/soothsayer

Elixir library for time series forecasting, inspired by Facebook's Prophet and NeuralProphet

Primary LanguageElixirApache License 2.0Apache-2.0

Soothsayer

Soothsayer is an Elixir library for time series forecasting, inspired by Facebook's Prophet and NeuralProphet. It provides a flexible and easy-to-use interface for creating and training forecasting models.

Warning: Soothsayer is currently in alpha stage. The API is unstable and may change at any moment without prior notice. Use with caution in production environments.

Installation

Add soothsayer to your list of dependencies in mix.exs:

def deps do
  [
    {:soothsayer, "~> 0.1.0"},
  ]
end

Then run mix deps.get to install the dependencies.

Usage

Here's a basic example of how to use Soothsayer:

alias Explorer.DataFrame
alias Explorer.Series

# Create sample data, (or use your own data)
dates = Date.range(~D[2020-01-01], ~D[2022-12-31])
y = Enum.map(dates, fn date ->
  day_of_year = Date.day_of_year(date)
  trend = 100 + 0.1 * Date.diff(date, ~D[2020-01-01])
  seasonality = 10 * :math.sin(2 * :math.pi * day_of_year / 365.25)
  trend + seasonality + :rand.normal(0, 5)
end)

df = DataFrame.new(%{
  "ds" => dates,
  "y" => y
})

# Create and fit the model
model = Soothsayer.new()
fitted_model = Soothsayer.fit(model, df)

# Make predictions
future_dates = Date.range(~D[2023-01-01], ~D[2023-12-31])
predictions = Soothsayer.predict(fitted_model, Series.from_list(Enum.to_list(future_dates)))

# Print the predictions
IO.inspect(predictions)

You can also get the components of the forecast:

components = Soothsayer.predict_components(fitted_model, Series.from_list(Enum.to_list(future_dates)))

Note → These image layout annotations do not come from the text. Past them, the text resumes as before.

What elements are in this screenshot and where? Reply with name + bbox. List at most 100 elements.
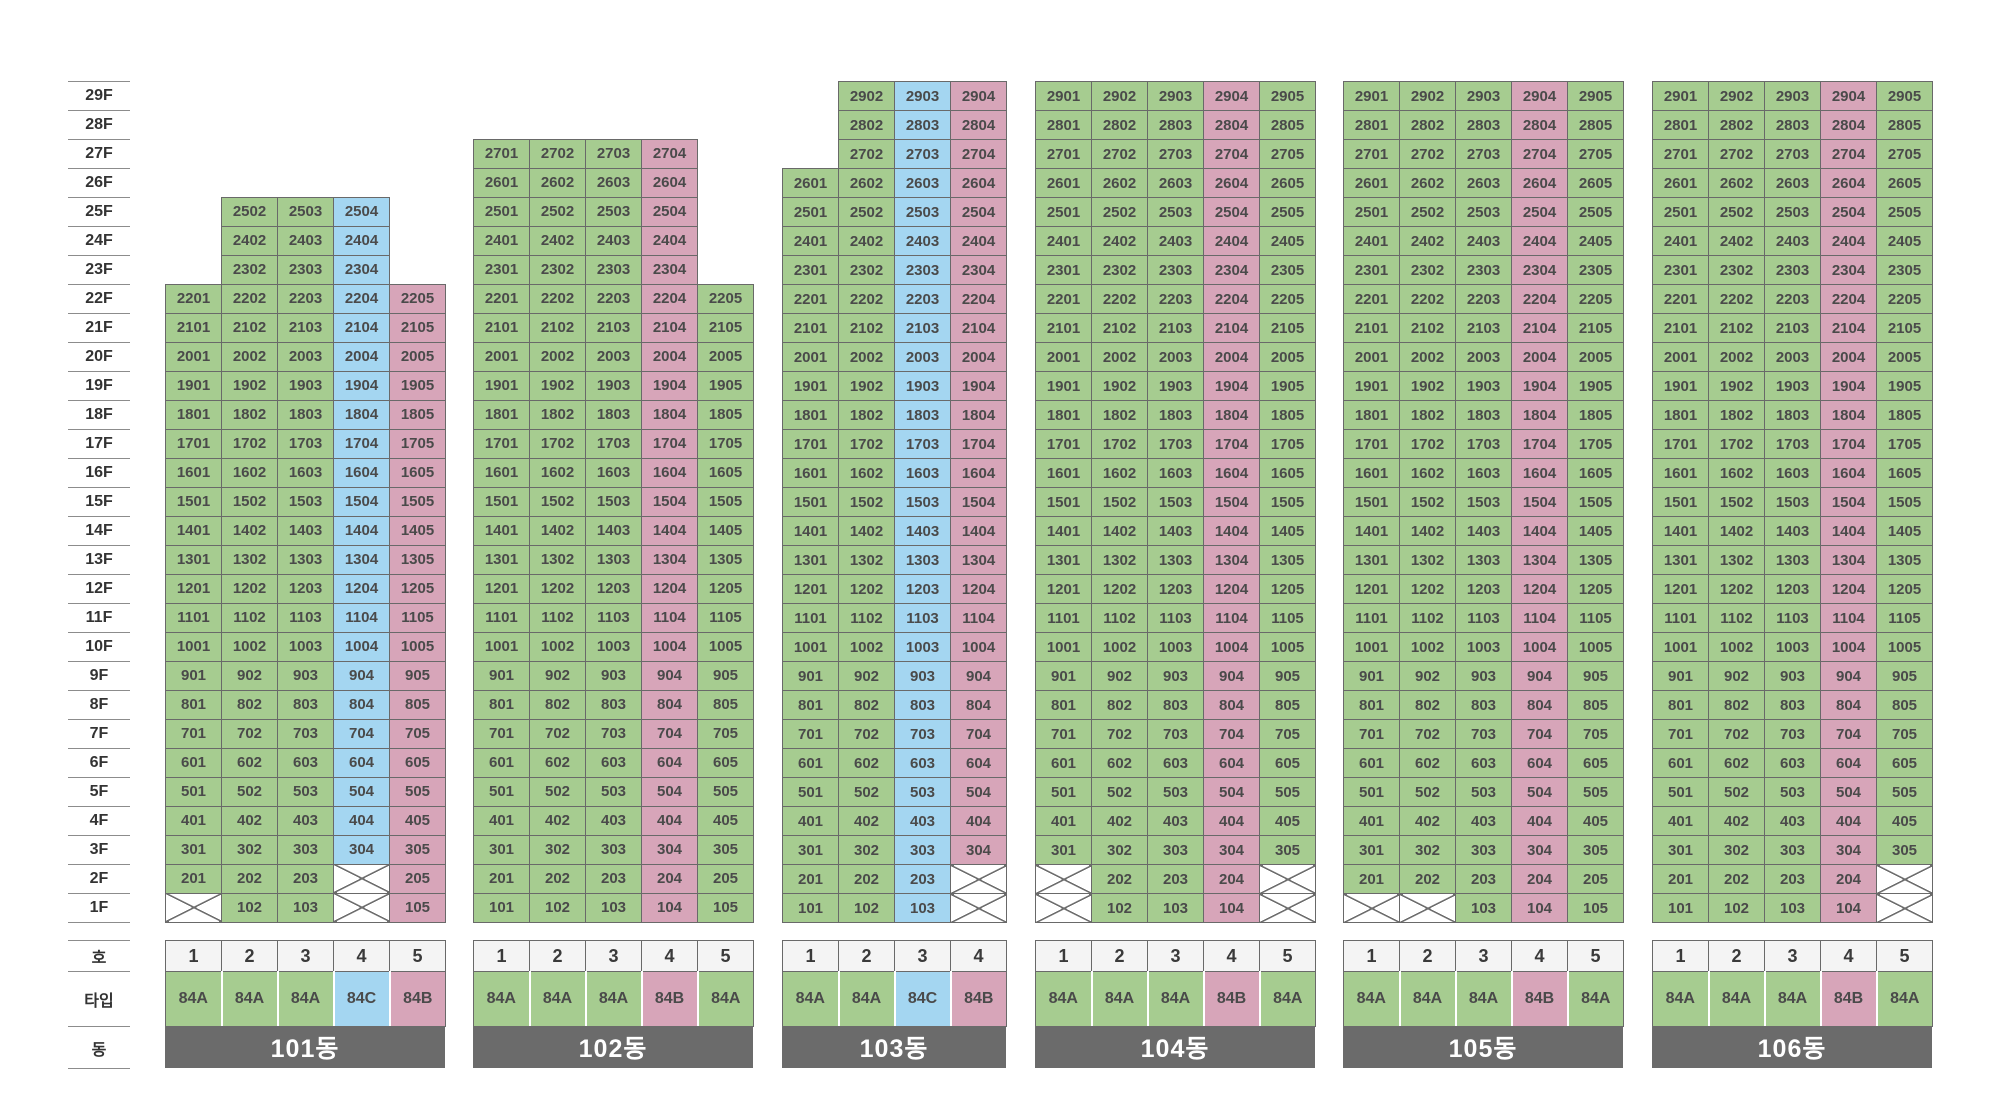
unit-cell[interactable]: 502 xyxy=(529,776,586,807)
unit-cell[interactable]: 1505 xyxy=(389,486,446,517)
unit-cell[interactable]: 2205 xyxy=(389,283,446,314)
unit-cell[interactable]: 701 xyxy=(165,718,222,749)
unit-cell[interactable]: 1001 xyxy=(473,631,530,662)
unit-cell[interactable]: 1104 xyxy=(1820,603,1877,633)
unit-cell[interactable]: 2205 xyxy=(697,283,754,314)
unit-cell[interactable]: 1004 xyxy=(1820,632,1877,662)
unit-cell[interactable]: 1904 xyxy=(641,370,698,401)
unit-cell[interactable]: 301 xyxy=(782,835,839,865)
unit-cell[interactable]: 1102 xyxy=(1091,603,1148,633)
unit-cell[interactable]: 2205 xyxy=(1567,284,1624,314)
unit-cell[interactable]: 1701 xyxy=(782,429,839,459)
unit-cell[interactable]: 1905 xyxy=(1567,371,1624,401)
unit-cell[interactable]: 902 xyxy=(529,660,586,691)
unit-cell[interactable]: 2303 xyxy=(1764,255,1821,285)
unit-cell[interactable]: 801 xyxy=(1035,690,1092,720)
unit-cell[interactable]: 1902 xyxy=(1399,371,1456,401)
unit-cell[interactable]: 1303 xyxy=(585,544,642,575)
unit-cell[interactable]: 2202 xyxy=(1708,284,1765,314)
unit-cell[interactable]: 2302 xyxy=(1399,255,1456,285)
unit-cell[interactable]: 2404 xyxy=(1203,226,1260,256)
unit-cell[interactable]: 403 xyxy=(1147,806,1204,836)
unit-cell[interactable]: 1805 xyxy=(1876,400,1933,430)
unit-cell[interactable]: 704 xyxy=(950,719,1007,749)
unit-cell[interactable]: 603 xyxy=(894,748,951,778)
unit-cell[interactable]: 201 xyxy=(473,863,530,894)
unit-cell[interactable]: 1402 xyxy=(1399,516,1456,546)
unit-cell[interactable]: 2401 xyxy=(782,226,839,256)
unit-cell[interactable]: 2104 xyxy=(641,312,698,343)
unit-cell[interactable]: 603 xyxy=(1764,748,1821,778)
unit-cell[interactable]: 1004 xyxy=(1511,632,1568,662)
unit-cell[interactable]: 2404 xyxy=(333,225,390,256)
unit-cell[interactable]: 2003 xyxy=(585,341,642,372)
unit-cell[interactable]: 101 xyxy=(1652,893,1709,923)
unit-cell[interactable]: 602 xyxy=(1399,748,1456,778)
unit-cell[interactable]: 105 xyxy=(1567,893,1624,923)
unit-cell[interactable]: 1004 xyxy=(950,632,1007,662)
unit-cell[interactable]: 1902 xyxy=(1708,371,1765,401)
unit-cell[interactable]: 1201 xyxy=(1035,574,1092,604)
unit-cell[interactable]: 1302 xyxy=(529,544,586,575)
unit-cell[interactable]: 1604 xyxy=(950,458,1007,488)
unit-cell[interactable]: 1201 xyxy=(473,573,530,604)
unit-cell[interactable]: 605 xyxy=(389,747,446,778)
unit-cell[interactable]: 605 xyxy=(1876,748,1933,778)
unit-cell[interactable]: 1101 xyxy=(1343,603,1400,633)
unit-cell[interactable]: 801 xyxy=(473,689,530,720)
unit-cell[interactable]: 1704 xyxy=(1203,429,1260,459)
unit-cell[interactable]: 202 xyxy=(221,863,278,894)
unit-cell[interactable]: 305 xyxy=(389,834,446,865)
unit-cell[interactable]: 903 xyxy=(1455,661,1512,691)
unit-cell[interactable]: 2805 xyxy=(1876,110,1933,140)
unit-cell[interactable]: 1403 xyxy=(1764,516,1821,546)
unit-cell[interactable]: 1804 xyxy=(1820,400,1877,430)
unit-cell[interactable]: 2304 xyxy=(1203,255,1260,285)
unit-cell[interactable]: 2403 xyxy=(277,225,334,256)
unit-cell[interactable]: 1604 xyxy=(1820,458,1877,488)
unit-cell[interactable]: 2703 xyxy=(585,138,642,169)
unit-cell[interactable]: 1505 xyxy=(697,486,754,517)
unit-cell[interactable]: 602 xyxy=(1091,748,1148,778)
unit-cell[interactable]: 2204 xyxy=(641,283,698,314)
unit-cell[interactable]: 2502 xyxy=(838,197,895,227)
unit-cell[interactable]: 2501 xyxy=(1652,197,1709,227)
unit-cell[interactable]: 1501 xyxy=(1652,487,1709,517)
unit-cell[interactable]: 1004 xyxy=(333,631,390,662)
unit-cell[interactable]: 1805 xyxy=(389,399,446,430)
unit-cell[interactable]: 1203 xyxy=(1455,574,1512,604)
unit-cell[interactable]: 904 xyxy=(1203,661,1260,691)
unit-cell[interactable]: 901 xyxy=(782,661,839,691)
unit-cell[interactable]: 1001 xyxy=(1035,632,1092,662)
unit-cell[interactable]: 2103 xyxy=(585,312,642,343)
unit-cell[interactable]: 1601 xyxy=(473,457,530,488)
unit-cell[interactable]: 1402 xyxy=(1708,516,1765,546)
unit-cell[interactable]: 2204 xyxy=(950,284,1007,314)
unit-cell[interactable]: 2804 xyxy=(1820,110,1877,140)
unit-cell[interactable]: 1704 xyxy=(950,429,1007,459)
unit-cell[interactable]: 301 xyxy=(1035,835,1092,865)
unit-cell[interactable]: 1504 xyxy=(333,486,390,517)
unit-cell[interactable]: 203 xyxy=(1147,864,1204,894)
unit-cell[interactable]: 2505 xyxy=(1876,197,1933,227)
unit-cell[interactable]: 104 xyxy=(1511,893,1568,923)
unit-cell[interactable]: 1401 xyxy=(1343,516,1400,546)
unit-cell[interactable]: 2204 xyxy=(1511,284,1568,314)
unit-cell[interactable]: 1005 xyxy=(697,631,754,662)
unit-cell[interactable]: 603 xyxy=(277,747,334,778)
unit-cell[interactable]: 2102 xyxy=(1091,313,1148,343)
unit-cell[interactable]: 1701 xyxy=(1035,429,1092,459)
unit-cell[interactable]: 1304 xyxy=(1203,545,1260,575)
unit-cell[interactable]: 2403 xyxy=(894,226,951,256)
unit-cell[interactable]: 2503 xyxy=(894,197,951,227)
unit-cell[interactable]: 903 xyxy=(894,661,951,691)
unit-cell[interactable]: 1602 xyxy=(838,458,895,488)
unit-cell[interactable]: 1305 xyxy=(1876,545,1933,575)
unit-cell[interactable]: 1402 xyxy=(221,515,278,546)
unit-cell[interactable]: 901 xyxy=(1652,661,1709,691)
unit-cell[interactable]: 1803 xyxy=(585,399,642,430)
unit-cell[interactable]: 201 xyxy=(1652,864,1709,894)
unit-cell[interactable]: 203 xyxy=(1764,864,1821,894)
unit-cell[interactable]: 2001 xyxy=(1035,342,1092,372)
unit-cell[interactable]: 1403 xyxy=(277,515,334,546)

#> %{comboned: ..., trend: ..., yearly_seasonality: ..., weekly_seasonality: ...}

Livebook Example

You can check the livebook dir with some examples on how to use Soothsayer.

Customizing the Model

You can customize various aspects of the model:

model = Soothsayer.new(%{
  trend: %{enabled: true},
  seasonality: %{
    yearly: %{enabled: true, fourier_terms: 10},
    weekly: %{enabled: false}
  },
  epochs: 200,
  learning_rate: 0.005
})

Using EXLA for Faster Training

Soothsayer can use EXLA (Elixir XLA) for faster training, but it's not the default backend. To use EXLA:

  1. Make sure you've added EXLA to your dependencies as shown in the Installation section.

  2. Set EXLA as the default backend for Nx. Add the following to your config/config.exs file:

    config :nx, default_backend: EXLA.Backend

    Alternatively, you can set it at runtime before using Soothsayer:

    Nx.global_default_backend(EXLA.Backend)

Differences from NeuralProphet

Soothsayer is inspired by NeuralProphet but implemented in Elixir with some key differences:

  1. Elixir Ecosystem: Soothsayer is built using Elixir and leverages libraries like Explorer for data manipulation and Axon for neural networks.

  2. Simplified Model: Soothsayer currently offers a more streamlined model with fewer components, focusing on trend and seasonality.

  3. Data Handling: Soothsayer uses Explorer's DataFrame for data manipulation, which may have different performance characteristics compared to pandas.

  4. Training Process: The training process in Soothsayer is implemented using Axon and may differ in some aspects from NeuralProphet's PyTorch implementation.

Features Not Yet Implemented

Soothsayer is a work in progress. The following NeuralProphet features are not yet implemented:

  • Auto Regression
  • Lagged Regressors
  • Future Regressors
  • Events and Holidays
  • Uncertainty Estimation
  • Global and Local Models (models based on geography)
  • Multiplicative Seasonality (currently only additive is supported)
  • Piecewise Linear Trends (currently only simple linear trend is supported)
  • Advanced Regularization Options
  • Automatic Changepoint Detection
  • Cross-Validation and Hyperparameter Tuning

We plan to implement some of these features in future versions of Soothsayer.

Contributing

Contributions are welcome! Please feel free to submit a Pull Request.

License

Soothsayer is released under the Apache License 2.0. See the LICENSE file for details.